Boarding school - Oh Yes.  Especially since it's not even these big-money arrangements where I dunno, you're paying for the kids to basically network with rich kids and sleep under duvets with constant air-conditioning.  They're in Africa, what's all the rubbish about pretending it's Scotland? 

The alternatives I've considered before -
Very flexible work (beyond what you think of as flexible.  No, I will not be one of those harried adults.  Nope.  Not happening.  Unless there's a war or something.)  That's part of my life now.
Rural living or a semblance of it, like a job back in the 'country', or living on a nice university campus with everything.  I know people who had that - academic parents, staff school - and hated it, they claim they grew up poor.  Oh well.
Communal living, like multiple little families, like Rafa's extended-family house, so someone can baby-talk and pull my baby's cheeks and teach them drawing or stories and it doesn't fall to just two unfortunate souls to do everything.  I mean who came up with this whole isolated couples idea - it's so inhumane.
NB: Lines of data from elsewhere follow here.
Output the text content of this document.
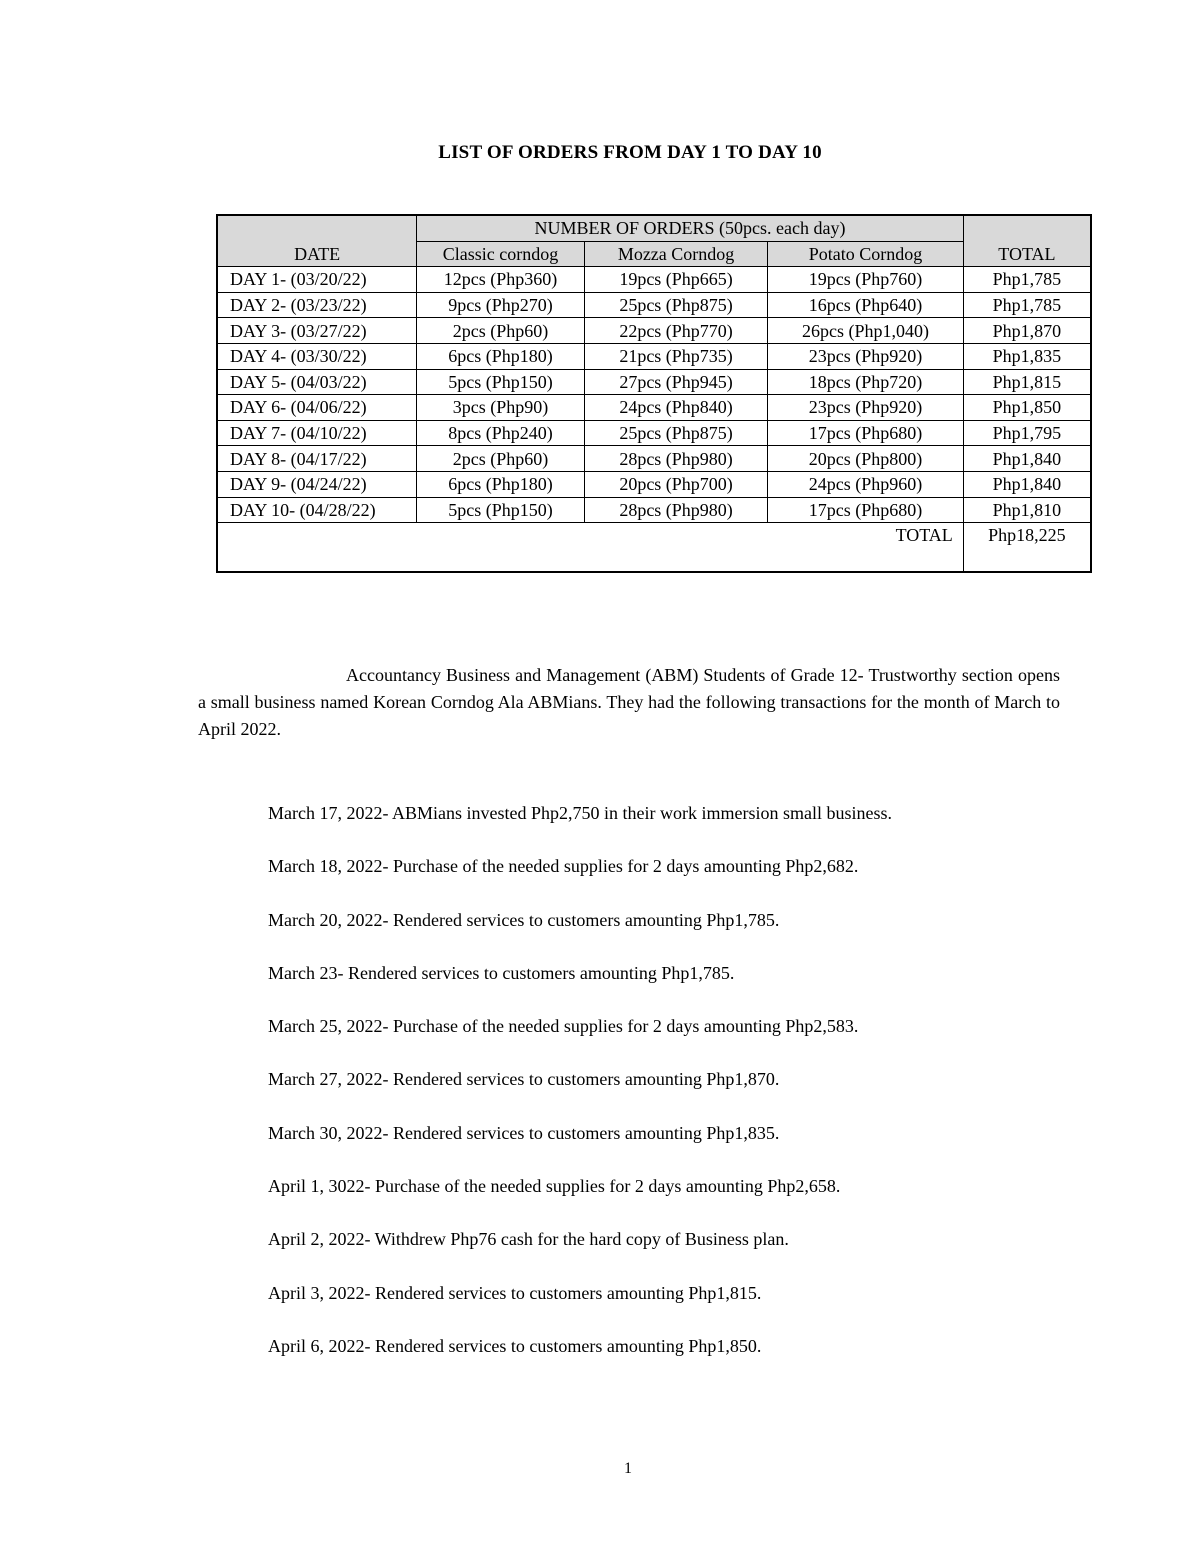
LIST OF ORDERS FROM DAY 1 TO DAY 10
DATE	NUMBER OF ORDERS (50pcs. each day)			TOTAL
	Classic corndog	Mozza Corndog	Potato Corndog	
DAY 1- (03/20/22)	12pcs (Php360)	19pcs (Php665)	19pcs (Php760)	Php1,785
DAY 2- (03/23/22)	9pcs (Php270)	25pcs (Php875)	16pcs (Php640)	Php1,785
DAY 3- (03/27/22)	2pcs (Php60)	22pcs (Php770)	26pcs (Php1,040)	Php1,870
DAY 4- (03/30/22)	6pcs (Php180)	21pcs (Php735)	23pcs (Php920)	Php1,835
DAY 5- (04/03/22)	5pcs (Php150)	27pcs (Php945)	18pcs (Php720)	Php1,815
DAY 6- (04/06/22)	3pcs (Php90)	24pcs (Php840)	23pcs (Php920)	Php1,850
DAY 7- (04/10/22)	8pcs (Php240)	25pcs (Php875)	17pcs (Php680)	Php1,795
DAY 8- (04/17/22)	2pcs (Php60)	28pcs (Php980)	20pcs (Php800)	Php1,840
DAY 9- (04/24/22)	6pcs (Php180)	20pcs (Php700)	24pcs (Php960)	Php1,840
DAY 10- (04/28/22)	5pcs (Php150)	28pcs (Php980)	17pcs (Php680)	Php1,810
TOTAL				Php18,225
Accountancy Business and Management (ABM) Students of Grade 12- Trustworthy section opens a small business named Korean Corndog Ala ABMians. They had the following transactions for the month of March to April 2022.
March 17, 2022- ABMians invested Php2,750 in their work immersion small business.
March 18, 2022- Purchase of the needed supplies for 2 days amounting Php2,682.
March 20, 2022- Rendered services to customers amounting Php1,785.
March 23- Rendered services to customers amounting Php1,785.
March 25, 2022- Purchase of the needed supplies for 2 days amounting Php2,583.
March 27, 2022- Rendered services to customers amounting Php1,870.
March 30, 2022- Rendered services to customers amounting Php1,835.
April 1, 3022- Purchase of the needed supplies for 2 days amounting Php2,658.
April 2, 2022- Withdrew Php76 cash for the hard copy of Business plan.
April 3, 2022- Rendered services to customers amounting Php1,815.
April 6, 2022- Rendered services to customers amounting Php1,850.
1
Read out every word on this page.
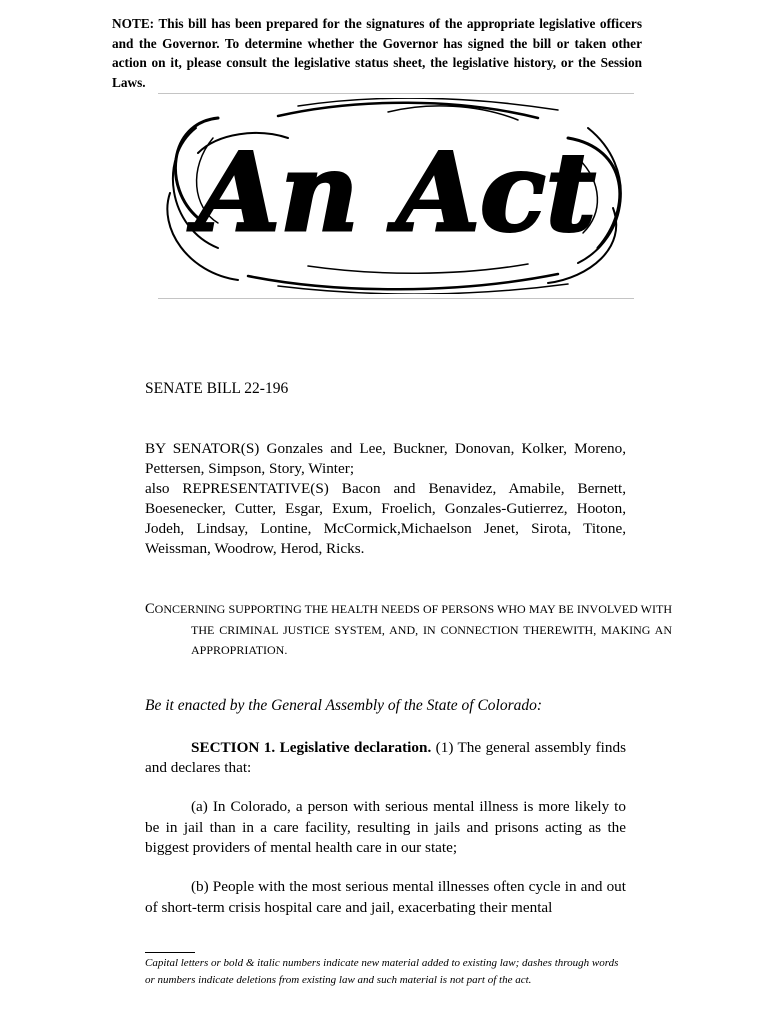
NOTE: This bill has been prepared for the signatures of the appropriate legislative officers and the Governor. To determine whether the Governor has signed the bill or taken other action on it, please consult the legislative status sheet, the legislative history, or the Session Laws.
An Act
SENATE BILL 22-196

BY SENATOR(S) Gonzales and Lee, Buckner, Donovan, Kolker, Moreno, Pettersen, Simpson, Story, Winter;

also REPRESENTATIVE(S) Bacon and Benavidez, Amabile, Bernett, Boesenecker, Cutter, Esgar, Exum, Froelich, Gonzales-Gutierrez, Hooton, Jodeh, Lindsay, Lontine, McCormick,Michaelson Jenet, Sirota, Titone, Weissman, Woodrow, Herod, Ricks.

CONCERNING SUPPORTING THE HEALTH NEEDS OF PERSONS WHO MAY BE INVOLVED WITH THE CRIMINAL JUSTICE SYSTEM, AND, IN CONNECTION THEREWITH, MAKING AN APPROPRIATION.
Be it enacted by the General Assembly of the State of Colorado:
SECTION 1. Legislative declaration. (1) The general assembly finds and declares that:
(a) In Colorado, a person with serious mental illness is more likely to be in jail than in a care facility, resulting in jails and prisons acting as the biggest providers of mental health care in our state;
(b) People with the most serious mental illnesses often cycle in and out of short-term crisis hospital care and jail, exacerbating their mental
Capital letters or bold & italic numbers indicate new material added to existing law; dashes through words or numbers indicate deletions from existing law and such material is not part of the act.
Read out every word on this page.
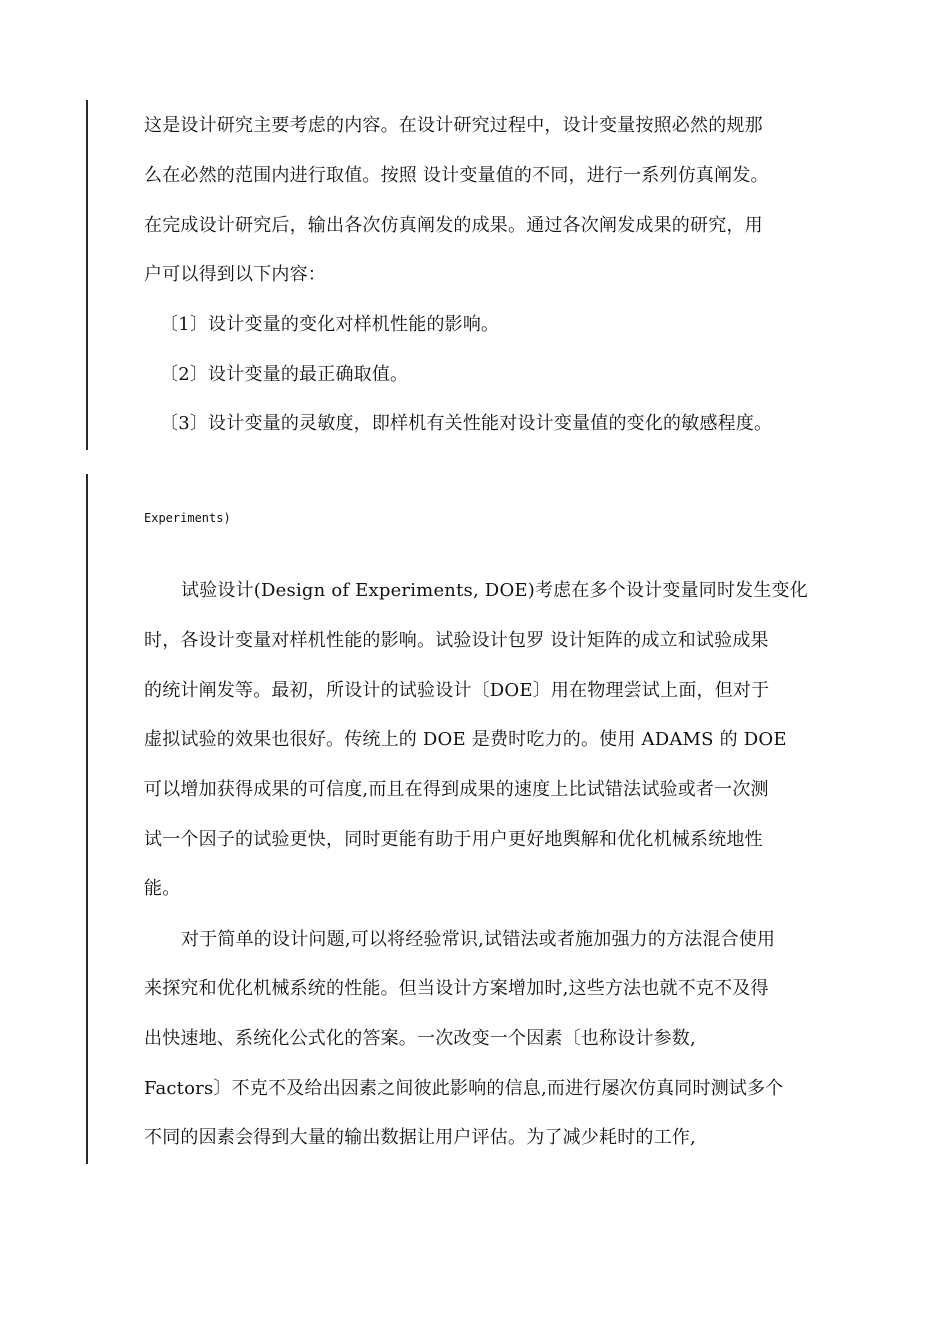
这是设计研究主要考虑的内容。在设计研究过程中，设计变量按照必然的规那
么在必然的范围内进行取值。按照 设计变量值的不同，进行一系列仿真阐发。
在完成设计研究后，输出各次仿真阐发的成果。通过各次阐发成果的研究，用
户可以得到以下内容：
〔1〕设计变量的变化对样机性能的影响。
〔2〕设计变量的最正确取值。
〔3〕设计变量的灵敏度，即样机有关性能对设计变量值的变化的敏感程度。
Experiments)
试验设计(Design of Experiments, DOE)考虑在多个设计变量同时发生变化
时，各设计变量对样机性能的影响。试验设计包罗 设计矩阵的成立和试验成果
的统计阐发等。最初，所设计的试验设计〔DOE〕用在物理尝试上面，但对于
虚拟试验的效果也很好。传统上的 DOE 是费时吃力的。使用 ADAMS 的 DOE
可以增加获得成果的可信度,而且在得到成果的速度上比试错法试验或者一次测
试一个因子的试验更快，同时更能有助于用户更好地舆解和优化机械系统地性
能。
对于简单的设计问题,可以将经验常识,试错法或者施加强力的方法混合使用
来探究和优化机械系统的性能。但当设计方案增加时,这些方法也就不克不及得
出快速地、系统化公式化的答案。一次改变一个因素〔也称设计参数,
Factors〕不克不及给出因素之间彼此影响的信息,而进行屡次仿真同时测试多个
不同的因素会得到大量的输出数据让用户评估。为了减少耗时的工作,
I really had everything as a kid: 
We were for a time too poor to be isolated and Lagos was 20 times less crowded.  Kind neighbours, low stress levels.  I was always talking.
Lived on a gorgeous island for a few years, even.  Maybe 200 people in 64 little houses on well over 10 hectares (so maybe 10,000sq.ft. per person) with no fences.  Amazing.
Then not sure what happened, stress level rising, maybe because of the extra kids - twins, maybe it's just hard after a few years of marriage to pretend life isn't frustrating, maybe it's just luck - sometimes a life is easy sometimes it's fraught with ... the mind/soul is not happy, but thankfully school was there for me.  So many people at school from whom to learn so many things.  I couldn't sleep my first night even long after lights-out, it was so exciting.  The biggest problem was holidays from boarding school.  Most people don't feel the same way, I'm sure.

So kids, I know you want to be born and everything.  Help me figure out the logistics of it, get yourself a daddy or two - maybe he's always wanted to be a mommy or maybe he has a nice extended family to feed us, because you know I love food, and I will take time out of my not-so-busy schedule to get knocked up and you know, do the whole nine months in the oven and two years carrying you on my back like a smiling peasant before you move on to General Relativity / Quantum Mechanics.
I'll get a unique 'oja' for your royal ass, not this towel.
If I was 35 and dying, how much would I regret not having done novel #2?  Not very much.  Now I thought of a new way to constrain the work - make it about children, the four main characters' ages are pushed down under 16, maybe even around 10, throughout.  To make that work well, I really should hang out with young people, and there are many schools about, and I have no job keeping me from doing it, so why not do it?  If I was 35 and dying though, I'd remember that it was supposed to be just one novel and I've done that.  These extra writings are beyond what's required, so hey, good job.  Do whatever you want.  Hang out with kids and write something amazing, or don't hang out with kids and write an irritating writerly piece.  Your business.

I'm tired.  I hate writing.  Yeah, right.  Time to shower.  11:11am, it's nice and warm.